Лагерь и литература. Свидетельства о ГУЛАГе - страница 7



. В Веймаре выставка сопровождалась чтением отрывков из «Колымских рассказов» Варлама Шаламова, представленных в анонсе как «принадлежащие к важнейшим текстам о ГУЛАГе наряду с произведениями Александра Солженицына». В 2007 году издано полное собрание рассказов Шаламова, до этого выходивших по-немецки выборочно в 1967 и 1983 годах44. (Насколько широкой аудитории достигли доверенные Коринне Харфух веймарские чтения, остается неясным.)

Документирующий выставку сборник материалов «ГУЛАГ. Следы и свидетельства 1929–1956» содержит впечатляющие изображения экспонатов и подчеркнуто объективные комментарии соучредителя «Мемориала» Арсения Рогинского и одного из ведущих членов этой организации Ирины Щербаковой, а также не только содержательный, но и «объясняющий» творившееся в ГУЛАГе очерк французского историка Николя Верта, которого я упоминала выше.

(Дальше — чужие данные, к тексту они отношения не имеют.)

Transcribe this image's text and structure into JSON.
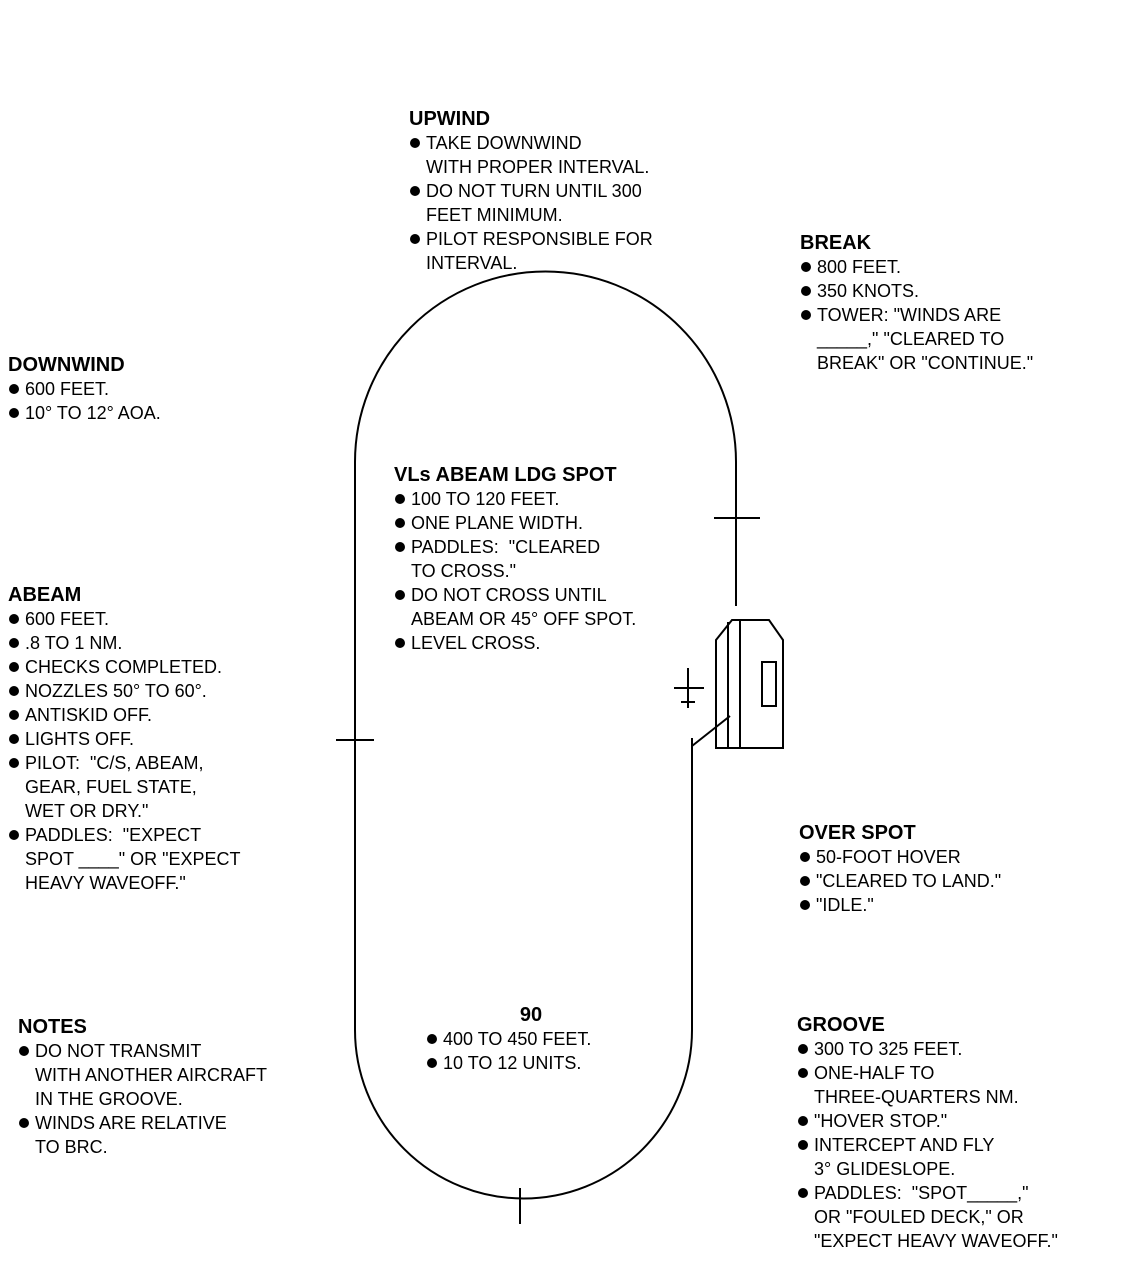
{
  "colors": {
    "ink": "#000000",
    "background": "#ffffff"
  },
  "sections": {
    "upwind": {
      "title": "UPWIND",
      "items": [
        "TAKE DOWNWIND\nWITH PROPER INTERVAL.",
        "DO NOT TURN UNTIL 300\nFEET MINIMUM.",
        "PILOT RESPONSIBLE FOR\nINTERVAL."
      ]
    },
    "break": {
      "title": "BREAK",
      "items": [
        "800 FEET.",
        "350 KNOTS.",
        "TOWER: \"WINDS ARE\n_____,\" \"CLEARED TO\nBREAK\" OR \"CONTINUE.\""
      ]
    },
    "downwind": {
      "title": "DOWNWIND",
      "items": [
        "600 FEET.",
        "10° TO 12° AOA."
      ]
    },
    "vls_abeam": {
      "title": "VLs ABEAM LDG SPOT",
      "items": [
        "100 TO 120 FEET.",
        "ONE PLANE WIDTH.",
        "PADDLES:  \"CLEARED\nTO CROSS.\"",
        "DO NOT CROSS UNTIL\nABEAM OR 45° OFF SPOT.",
        "LEVEL CROSS."
      ]
    },
    "abeam": {
      "title": "ABEAM",
      "items": [
        "600 FEET.",
        ".8 TO 1 NM.",
        "CHECKS COMPLETED.",
        "NOZZLES 50° TO 60°.",
        "ANTISKID OFF.",
        "LIGHTS OFF.",
        "PILOT:  \"C/S, ABEAM,\nGEAR, FUEL STATE,\nWET OR DRY.\"",
        "PADDLES:  \"EXPECT\nSPOT ____\" OR \"EXPECT\nHEAVY WAVEOFF.\""
      ]
    },
    "over_spot": {
      "title": "OVER SPOT",
      "items": [
        "50-FOOT HOVER",
        "\"CLEARED TO LAND.\"",
        "\"IDLE.\""
      ]
    },
    "ninety": {
      "title": "90",
      "items": [
        "400 TO 450 FEET.",
        "10 TO 12 UNITS."
      ]
    },
    "notes": {
      "title": "NOTES",
      "items": [
        "DO NOT TRANSMIT\nWITH ANOTHER AIRCRAFT\nIN THE GROOVE.",
        "WINDS ARE RELATIVE\nTO BRC."
      ]
    },
    "groove": {
      "title": "GROOVE",
      "items": [
        "300 TO 325 FEET.",
        "ONE-HALF TO\nTHREE-QUARTERS NM.",
        "\"HOVER STOP.\"",
        "INTERCEPT AND FLY\n3° GLIDESLOPE.",
        "PADDLES:  \"SPOT_____,\"\nOR \"FOULED DECK,\" OR\n\"EXPECT HEAVY WAVEOFF.\""
      ]
    }
  }
}
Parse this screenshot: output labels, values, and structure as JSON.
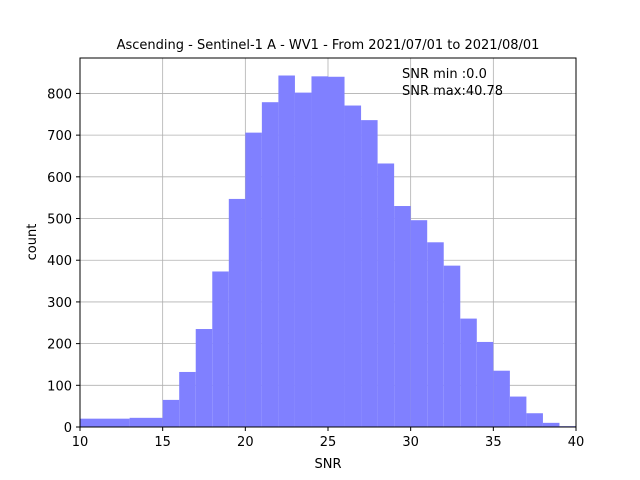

В 2013 году вышел немецкий перевод написанной еще в 1946–1947 годах автобиографии Юлия Марголина «Путешествие в страну зэ-ка», в которой рассказывается о принудительном труде в онежских лесах и об интеллектуальном искусстве выживания. Она содержит один из самых резких упреков обществу, молчаливо мирившемуся с преступлениями:

Необходимо протестовать против лагерной системы, как самого чудовищного явления современности, в котором заложены ростки мировой катастрофы. Моральная и политическая катастрофа начинается в тот момент, когда методическое и массовое мучительство, увод людей и убийство, практикуемое под прикрытием марксистской и демократической фразеологии, начинает замалчиваться или оправдываться людьми прогресса, людьми Революции, доброй воли (M I 412)45.

Неслучайно наряду с рассказами заключенных и жертв в 2014 году увидел свет и текст об опыте противоположной стороны – теперь выпущенный и в немецком переводе дневник Ивана Чистякова, описавшего принудительный труд на строительстве Байкало-Амурской магистрали (БАМ) от лица вохровца46.

Использованное в новаторской для изучения и интерпретации лагерных текстов работе Леоны Токер «Возвращение с Архипелага: рассказы переживших ГУЛАГ» (Return from the Archipelago: Narratives of Gulag Survivors) обозначение Narratives of Gulag Survivors дало толчок к размышлениям об «инаковости» этих текстов, занимающих промежуточное место между документом и литературой. Сами авторы об этой «инаковости» не высказывались, однако при выборе жанра и стиля руководствовались очевидным стремлением свидетельствовать и бороться с замалчиванием. Под влиянием реалистической традиции большинство пишущих избегали формальных экспериментов, которые могли бы исказить реальность излагаемого. И все-таки эти многообразные тексты позволяют выявить ту или иную «стилистическую волю», которой также определяется интенсивность вызываемых у читателя аффектов: сострадания, отвращения, ужаса, растерянности. Разрыв между переживанием и описанием, страданием и говорением, чудовищностью случившегося и необходимостью ретроспективно использовать язык так, чтобы передать это случившееся в условиях нового настоящего, времени письма, – такова тематика многих лагерных текстов.

Монография Франциски Тун-Хоэнштейн «Ломаные линии. Автобиографическое письмо и лагерная цивилизация» (Gebrochene Linien. Autobiographisches Schreiben und Lagerzivilisation, 2007) тоже носит литературоведческий характер. Если Токер рисует общую картину известных текстов о ГУЛАГе, то исследовательский интерес Тун-Хоэнштейн направлен на специфику разных способов письма и их нарратологические основания, а также на вопросы мотивации письма. Аргументация обоих исследований ведется в контексте вопросов выразимости/невыразимости экстремального опыта. Вопросы эти в равной мере касаются литературы о ГУЛАГе и литературы о холокосте, а потому отсылки к последней играют роль в обеих работах. Этот двойной взгляд на литературу обеих тоталитарных систем пронизывает и монографию Любы Юргенсон «Невыразим ли опыт концлагеря?» (L’expérience concentrationnaire, est-elle indicible? 2003).